A circle with radius $1$ inscribed in the parabola $y = x^2$. If the coordinates of the center of the circle in this case is found to be $(0, 5/4)$. Can you generalize this problem for an arbitrary quadratic $y = ax^2 + bx + c$? If so, propose a mathematically precise generalization and prove it.

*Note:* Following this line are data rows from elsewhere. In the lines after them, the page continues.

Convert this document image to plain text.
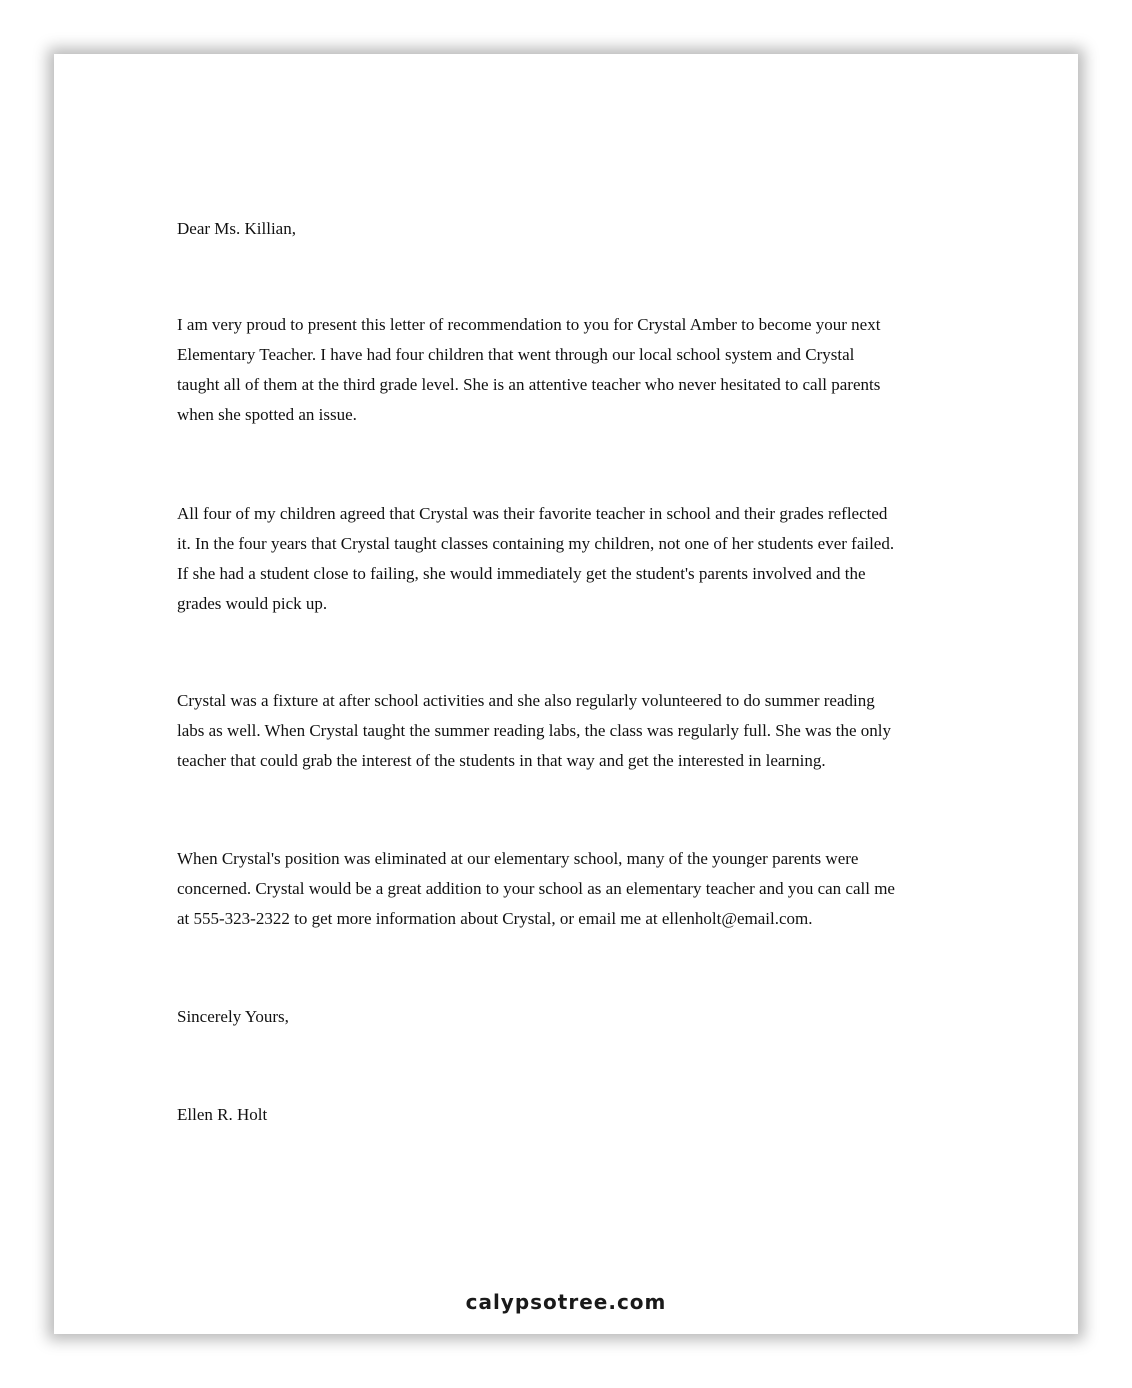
Dear Ms. Killian,

I am very proud to present this letter of recommendation to you for Crystal Amber to become your next
Elementary Teacher. I have had four children that went through our local school system and Crystal
taught all of them at the third grade level. She is an attentive teacher who never hesitated to call parents
when she spotted an issue.

All four of my children agreed that Crystal was their favorite teacher in school and their grades reflected
it. In the four years that Crystal taught classes containing my children, not one of her students ever failed.
If she had a student close to failing, she would immediately get the student's parents involved and the
grades would pick up.

Crystal was a fixture at after school activities and she also regularly volunteered to do summer reading
labs as well. When Crystal taught the summer reading labs, the class was regularly full. She was the only
teacher that could grab the interest of the students in that way and get the interested in learning.

When Crystal's position was eliminated at our elementary school, many of the younger parents were
concerned. Crystal would be a great addition to your school as an elementary teacher and you can call me
at 555-323-2322 to get more information about Crystal, or email me at ellenholt@email.com.

Sincerely Yours,

Ellen R. Holt

calypsotree.com
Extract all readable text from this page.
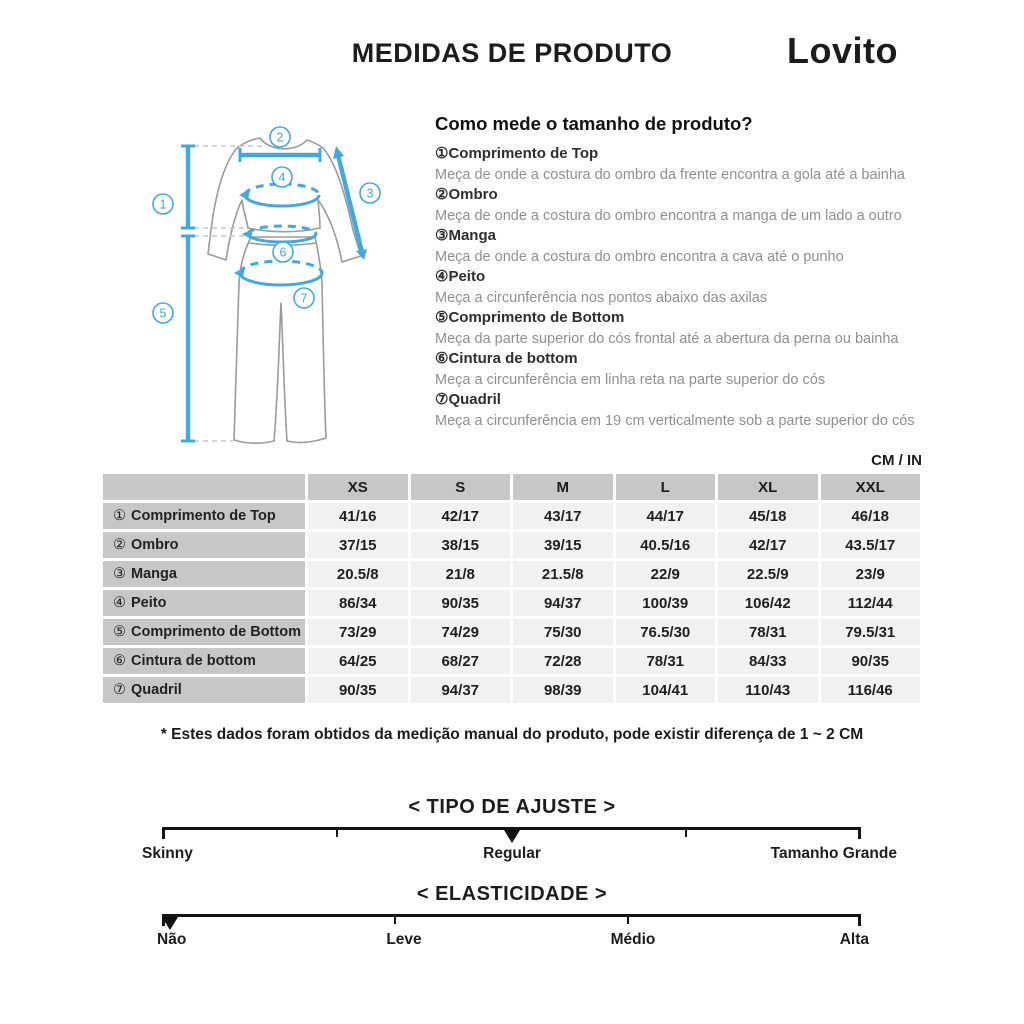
MEDIDAS DE PRODUTO	Lovito
1
2
3
4
5
6
7
Como mede o tamanho de produto?
①Comprimento de Top
Meça de onde a costura do ombro da frente encontra a gola até a bainha
②Ombro
Meça de onde a costura do ombro encontra a manga de um lado a outro
③Manga
Meça de onde a costura do ombro encontra a cava até o punho
④Peito
Meça a circunferência nos pontos abaixo das axilas
⑤Comprimento de Bottom
Meça da parte superior do cós frontal até a abertura da perna ou bainha
⑥Cintura de bottom
Meça a circunferência em linha reta na parte superior do cós
⑦Quadril
Meça a circunferência em 19 cm verticalmente sob a parte superior do cós
CM / IN
XS	S	M	L	XL	XXL
① Comprimento de Top	41/16	42/17	43/17	44/17	45/18	46/18
② Ombro	37/15	38/15	39/15	40.5/16	42/17	43.5/17
③ Manga	20.5/8	21/8	21.5/8	22/9	22.5/9	23/9
④ Peito	86/34	90/35	94/37	100/39	106/42	112/44
⑤ Comprimento de Bottom	73/29	74/29	75/30	76.5/30	78/31	79.5/31
⑥ Cintura de bottom	64/25	68/27	72/28	78/31	84/33	90/35
⑦ Quadril	90/35	94/37	98/39	104/41	110/43	116/46
* Estes dados foram obtidos da medição manual do produto, pode existir diferença de 1 ~ 2 CM
< TIPO DE AJUSTE >
Skinny	Regular	Tamanho Grande
< ELASTICIDADE >
Não	Leve	Médio	Alta
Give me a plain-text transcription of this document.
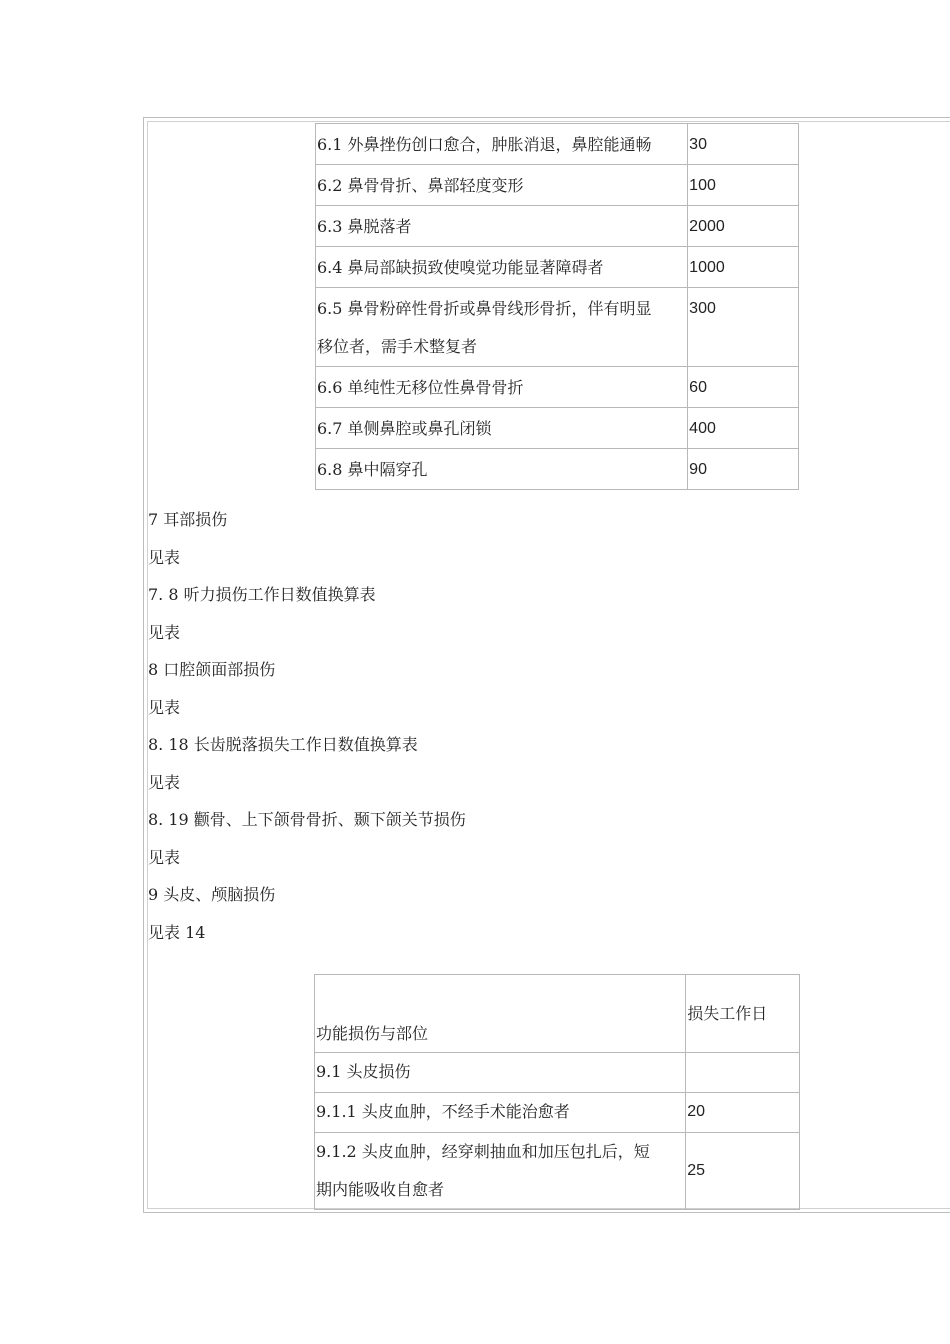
6.1 外鼻挫伤创口愈合，肿胀消退，鼻腔能通畅	30
6.2 鼻骨骨折、鼻部轻度变形	100
6.3 鼻脱落者	2000
6.4 鼻局部缺损致使嗅觉功能显著障碍者	1000

6.5 鼻骨粉碎性骨折或鼻骨线形骨折，伴有明显
移位者，需手术整复者	300
6.6 单纯性无移位性鼻骨骨折	60
6.7 单侧鼻腔或鼻孔闭锁	400
6.8 鼻中隔穿孔	90
7 耳部损伤
见表
7. 8 听力损伤工作日数值换算表
见表
8 口腔颌面部损伤
见表
8. 18 长齿脱落损失工作日数值换算表
见表
8. 19 颧骨、上下颌骨骨折、颞下颌关节损伤
见表
9 头皮、颅脑损伤
见表 14
功能损伤与部位	损失工作日
9.1 头皮损伤	
9.1.1 头皮血肿，不经手术能治愈者	20

9.1.2 头皮血肿，经穿刺抽血和加压包扎后，短
期内能吸收自愈者	25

(Recall that the equation of a circle or radius $r$ centered at the point $(h,k)$ is given by $(x −h)^2 +(y −k)^2 = r^2$.)

Answer 1

Rewrite the equation of the general parabola equation as,

$$y = a\left(x+\frac{b}{2a}\right)^2- \frac{b^2}{4a}+c$$

and let the corresponding equation of the circle

$$\left(x+\frac{b}{2a}\right)^2+(y-m)^2=1$$

The center of the circle is $(-\frac{b}{2a}, m)$ with $m$ to be solved next. Combine the two equations above to obtain the quadratic equation for $y$,

$$y^2+\left(\frac 1a -2m\right)y + \frac 1a \left(\frac {b^2}{4a} -c\right)+ m^2 -1=0$$

Since the parabola and the circle are tangential to each other, the discriminant of above quadratic equation is zero, which leads to the solution for the general case,

$$m= \frac{1}{4a}(1+4a^2-b^2+4ac)$$

In the special case of $y=x^2$, the center becomes $(-\frac{b}{2a}, m)=(0,\frac 54)$.